A vertical operating system is one connected system built for the specific way an industry works, rather than a stack of horizontal tools each agency has to wire together itself. ServiceTitan did it for the trades, Procore did it for construction, and agencies are still running on a bundle of point tools that do not share a record.
What is a vertical operating system, and why do agencies need one?
The pattern is consistent across industries. A field of businesses runs the same core workflow, cobbles it together from six or ten general-purpose tools, and pays a reconciliation tax nobody put on the invoice. Then someone builds the system those businesses would have designed for themselves, and the category moves.
For the trades, ServiceTitan put dispatch, scheduling, invoicing, and reporting into one operating system that speaks the language of an HVAC or plumbing business. For construction, Procore did the same for project management, drawings, and financials. In both cases the win was not a single killer feature; it was one record the whole company works from.

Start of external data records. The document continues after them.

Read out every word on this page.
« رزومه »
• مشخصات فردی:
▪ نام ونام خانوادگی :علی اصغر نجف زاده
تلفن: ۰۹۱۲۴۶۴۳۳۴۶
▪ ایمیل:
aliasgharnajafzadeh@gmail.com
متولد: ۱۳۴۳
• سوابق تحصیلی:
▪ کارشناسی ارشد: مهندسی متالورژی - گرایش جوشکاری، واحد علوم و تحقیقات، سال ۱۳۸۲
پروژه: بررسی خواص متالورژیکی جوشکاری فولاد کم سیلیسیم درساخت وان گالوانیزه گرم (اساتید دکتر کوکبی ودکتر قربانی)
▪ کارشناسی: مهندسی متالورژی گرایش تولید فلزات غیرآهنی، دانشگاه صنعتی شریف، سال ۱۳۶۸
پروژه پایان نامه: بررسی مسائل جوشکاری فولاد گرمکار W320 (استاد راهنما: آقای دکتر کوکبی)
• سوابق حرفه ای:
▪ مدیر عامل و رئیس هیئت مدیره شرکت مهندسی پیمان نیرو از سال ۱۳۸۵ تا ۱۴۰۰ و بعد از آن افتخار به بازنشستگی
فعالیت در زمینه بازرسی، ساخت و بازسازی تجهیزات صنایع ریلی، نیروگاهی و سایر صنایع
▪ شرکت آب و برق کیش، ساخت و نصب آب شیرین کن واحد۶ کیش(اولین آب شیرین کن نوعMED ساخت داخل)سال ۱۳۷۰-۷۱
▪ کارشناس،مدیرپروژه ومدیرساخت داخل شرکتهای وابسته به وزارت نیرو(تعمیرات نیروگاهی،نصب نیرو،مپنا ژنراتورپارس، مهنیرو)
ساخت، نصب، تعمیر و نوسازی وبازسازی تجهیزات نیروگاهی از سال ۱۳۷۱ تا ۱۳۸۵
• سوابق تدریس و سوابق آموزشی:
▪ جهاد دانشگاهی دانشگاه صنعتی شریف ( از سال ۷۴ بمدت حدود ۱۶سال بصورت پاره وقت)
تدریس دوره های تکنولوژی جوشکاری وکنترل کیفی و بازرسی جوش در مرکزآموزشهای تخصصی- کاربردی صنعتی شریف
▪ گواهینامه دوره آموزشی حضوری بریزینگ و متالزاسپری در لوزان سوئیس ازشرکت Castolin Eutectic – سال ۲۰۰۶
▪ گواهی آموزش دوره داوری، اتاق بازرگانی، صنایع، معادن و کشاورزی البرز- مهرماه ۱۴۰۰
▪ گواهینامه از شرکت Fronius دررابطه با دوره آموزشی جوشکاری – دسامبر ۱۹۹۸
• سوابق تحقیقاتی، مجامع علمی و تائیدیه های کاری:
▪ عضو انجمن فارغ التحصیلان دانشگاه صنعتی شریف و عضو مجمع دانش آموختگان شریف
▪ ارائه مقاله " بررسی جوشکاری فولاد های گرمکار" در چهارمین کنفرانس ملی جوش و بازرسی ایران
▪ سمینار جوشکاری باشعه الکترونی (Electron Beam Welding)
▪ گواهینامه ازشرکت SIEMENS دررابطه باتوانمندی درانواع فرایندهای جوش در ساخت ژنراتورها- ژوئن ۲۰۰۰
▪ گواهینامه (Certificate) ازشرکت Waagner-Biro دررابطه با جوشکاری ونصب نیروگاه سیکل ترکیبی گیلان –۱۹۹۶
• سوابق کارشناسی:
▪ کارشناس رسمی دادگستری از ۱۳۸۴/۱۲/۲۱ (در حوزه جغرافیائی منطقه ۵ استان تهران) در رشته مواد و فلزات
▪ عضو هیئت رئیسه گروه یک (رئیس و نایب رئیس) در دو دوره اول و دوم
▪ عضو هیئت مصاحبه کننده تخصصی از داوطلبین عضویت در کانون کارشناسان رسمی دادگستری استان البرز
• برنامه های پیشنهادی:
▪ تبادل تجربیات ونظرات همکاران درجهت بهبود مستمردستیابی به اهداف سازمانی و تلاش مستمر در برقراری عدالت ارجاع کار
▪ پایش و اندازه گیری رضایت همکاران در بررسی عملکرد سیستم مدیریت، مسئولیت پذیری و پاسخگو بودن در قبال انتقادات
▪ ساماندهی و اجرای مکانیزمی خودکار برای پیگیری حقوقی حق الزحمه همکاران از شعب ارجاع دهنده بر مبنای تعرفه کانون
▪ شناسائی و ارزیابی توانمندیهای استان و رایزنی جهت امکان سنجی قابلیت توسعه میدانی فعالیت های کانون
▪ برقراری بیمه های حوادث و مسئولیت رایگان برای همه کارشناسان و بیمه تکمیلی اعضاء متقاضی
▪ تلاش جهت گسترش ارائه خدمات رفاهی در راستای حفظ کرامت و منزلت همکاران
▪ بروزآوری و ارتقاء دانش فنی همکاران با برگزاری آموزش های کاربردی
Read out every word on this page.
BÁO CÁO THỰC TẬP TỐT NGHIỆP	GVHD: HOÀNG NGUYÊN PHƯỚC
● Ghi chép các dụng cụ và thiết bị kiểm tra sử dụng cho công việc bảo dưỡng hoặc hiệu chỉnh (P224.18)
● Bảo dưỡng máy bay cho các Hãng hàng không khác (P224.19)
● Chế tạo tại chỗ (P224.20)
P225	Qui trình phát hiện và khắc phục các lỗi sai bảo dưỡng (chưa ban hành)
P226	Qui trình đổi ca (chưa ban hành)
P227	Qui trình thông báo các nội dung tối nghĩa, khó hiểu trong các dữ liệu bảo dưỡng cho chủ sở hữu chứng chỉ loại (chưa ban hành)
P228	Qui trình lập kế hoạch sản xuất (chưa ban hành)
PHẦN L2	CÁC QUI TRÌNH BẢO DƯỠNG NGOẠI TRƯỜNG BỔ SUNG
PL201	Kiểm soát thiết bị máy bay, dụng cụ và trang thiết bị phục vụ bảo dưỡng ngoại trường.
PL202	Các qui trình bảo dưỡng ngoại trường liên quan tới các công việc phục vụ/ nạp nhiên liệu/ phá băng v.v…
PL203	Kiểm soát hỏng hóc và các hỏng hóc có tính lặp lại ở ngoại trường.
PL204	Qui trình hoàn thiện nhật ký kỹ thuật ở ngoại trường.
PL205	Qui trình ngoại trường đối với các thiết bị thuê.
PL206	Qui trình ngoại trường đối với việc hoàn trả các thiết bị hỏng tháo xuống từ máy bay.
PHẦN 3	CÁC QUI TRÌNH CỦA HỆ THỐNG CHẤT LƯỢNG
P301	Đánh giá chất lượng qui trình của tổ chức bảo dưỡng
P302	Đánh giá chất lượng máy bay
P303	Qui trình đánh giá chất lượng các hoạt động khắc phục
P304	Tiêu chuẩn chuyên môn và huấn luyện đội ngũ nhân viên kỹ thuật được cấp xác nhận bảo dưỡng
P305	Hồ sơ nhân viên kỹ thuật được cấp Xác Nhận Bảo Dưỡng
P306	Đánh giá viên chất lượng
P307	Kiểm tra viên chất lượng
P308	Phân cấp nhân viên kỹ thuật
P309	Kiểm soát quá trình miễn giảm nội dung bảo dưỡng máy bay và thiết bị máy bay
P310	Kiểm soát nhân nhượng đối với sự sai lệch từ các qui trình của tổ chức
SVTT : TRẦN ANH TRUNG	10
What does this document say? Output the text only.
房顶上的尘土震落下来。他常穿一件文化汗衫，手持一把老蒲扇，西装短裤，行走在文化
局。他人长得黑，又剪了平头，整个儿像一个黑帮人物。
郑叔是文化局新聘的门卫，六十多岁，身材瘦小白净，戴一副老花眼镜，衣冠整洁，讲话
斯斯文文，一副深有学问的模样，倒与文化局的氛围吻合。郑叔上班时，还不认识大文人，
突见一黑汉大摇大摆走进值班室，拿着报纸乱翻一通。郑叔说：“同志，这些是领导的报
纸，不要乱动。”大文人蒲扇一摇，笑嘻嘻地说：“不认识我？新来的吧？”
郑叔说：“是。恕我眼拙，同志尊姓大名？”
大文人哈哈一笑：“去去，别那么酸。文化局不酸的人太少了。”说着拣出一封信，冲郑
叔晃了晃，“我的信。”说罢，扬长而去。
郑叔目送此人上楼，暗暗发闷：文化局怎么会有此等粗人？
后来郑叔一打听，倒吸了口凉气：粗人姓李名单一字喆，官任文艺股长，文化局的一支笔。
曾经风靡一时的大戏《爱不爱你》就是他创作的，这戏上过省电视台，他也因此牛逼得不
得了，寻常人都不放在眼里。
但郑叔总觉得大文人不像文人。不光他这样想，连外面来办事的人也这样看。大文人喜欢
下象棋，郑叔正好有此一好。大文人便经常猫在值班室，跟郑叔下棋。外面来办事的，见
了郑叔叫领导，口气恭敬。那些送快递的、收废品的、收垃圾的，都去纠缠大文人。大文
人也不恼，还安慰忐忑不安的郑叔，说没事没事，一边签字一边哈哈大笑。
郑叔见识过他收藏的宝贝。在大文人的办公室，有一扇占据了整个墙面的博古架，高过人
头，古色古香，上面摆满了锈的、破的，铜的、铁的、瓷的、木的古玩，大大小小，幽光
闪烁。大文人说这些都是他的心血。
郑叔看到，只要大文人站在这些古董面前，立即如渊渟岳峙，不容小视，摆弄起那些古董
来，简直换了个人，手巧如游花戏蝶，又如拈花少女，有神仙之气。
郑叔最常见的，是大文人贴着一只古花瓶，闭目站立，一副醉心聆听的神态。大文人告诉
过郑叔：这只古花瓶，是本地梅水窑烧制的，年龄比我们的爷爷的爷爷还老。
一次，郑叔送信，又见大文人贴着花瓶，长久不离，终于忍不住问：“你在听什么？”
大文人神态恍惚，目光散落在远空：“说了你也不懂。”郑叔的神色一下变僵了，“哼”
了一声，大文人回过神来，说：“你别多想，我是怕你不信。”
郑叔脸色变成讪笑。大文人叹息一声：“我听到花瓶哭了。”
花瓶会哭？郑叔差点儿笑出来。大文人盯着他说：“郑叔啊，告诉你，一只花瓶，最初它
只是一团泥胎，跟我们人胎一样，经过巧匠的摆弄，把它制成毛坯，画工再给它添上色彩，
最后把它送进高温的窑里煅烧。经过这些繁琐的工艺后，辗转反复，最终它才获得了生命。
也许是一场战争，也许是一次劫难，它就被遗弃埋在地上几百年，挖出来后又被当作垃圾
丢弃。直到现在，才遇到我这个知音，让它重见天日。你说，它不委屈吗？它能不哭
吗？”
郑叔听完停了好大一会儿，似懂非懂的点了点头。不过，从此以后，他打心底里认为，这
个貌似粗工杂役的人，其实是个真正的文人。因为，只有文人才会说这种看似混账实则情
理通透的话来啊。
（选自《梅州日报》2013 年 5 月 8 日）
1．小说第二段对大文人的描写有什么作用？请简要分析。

Agencies have every ingredient of that story and none of the system. The workflow is standard: capture leads across channels, move them through a pipeline, sign a contract, deliver the work, invoice, and report results to the client. What is missing is a product that treats those as one connected process instead of nine subscriptions.
The reason a vertical system wins is that the integrations are the product, not an afterthought. When the inbox, the pipeline, the contracts, the invoicing, and the attribution share one person record, the work that used to happen between tools simply disappears. A horizontal stack can approximate this only as long as someone maintains the glue.
For agencies there is a second reason, specific to the moment. The thing that makes the category urgent is attribution: browser tracking is breaking down, and only a system that holds both the ad click and the closed deal can send the truth back to the platforms. A stack of point tools structurally cannot, because the click and the deal live in different databases.
That is why this is greenfield. There is no incumbent agency operating system the way there is for trades or construction, and the tools agencies use today were built for general small businesses, not for a retainer-based shop answerable to a client's real sales. The category is open, and the case for it is the same one that built the others.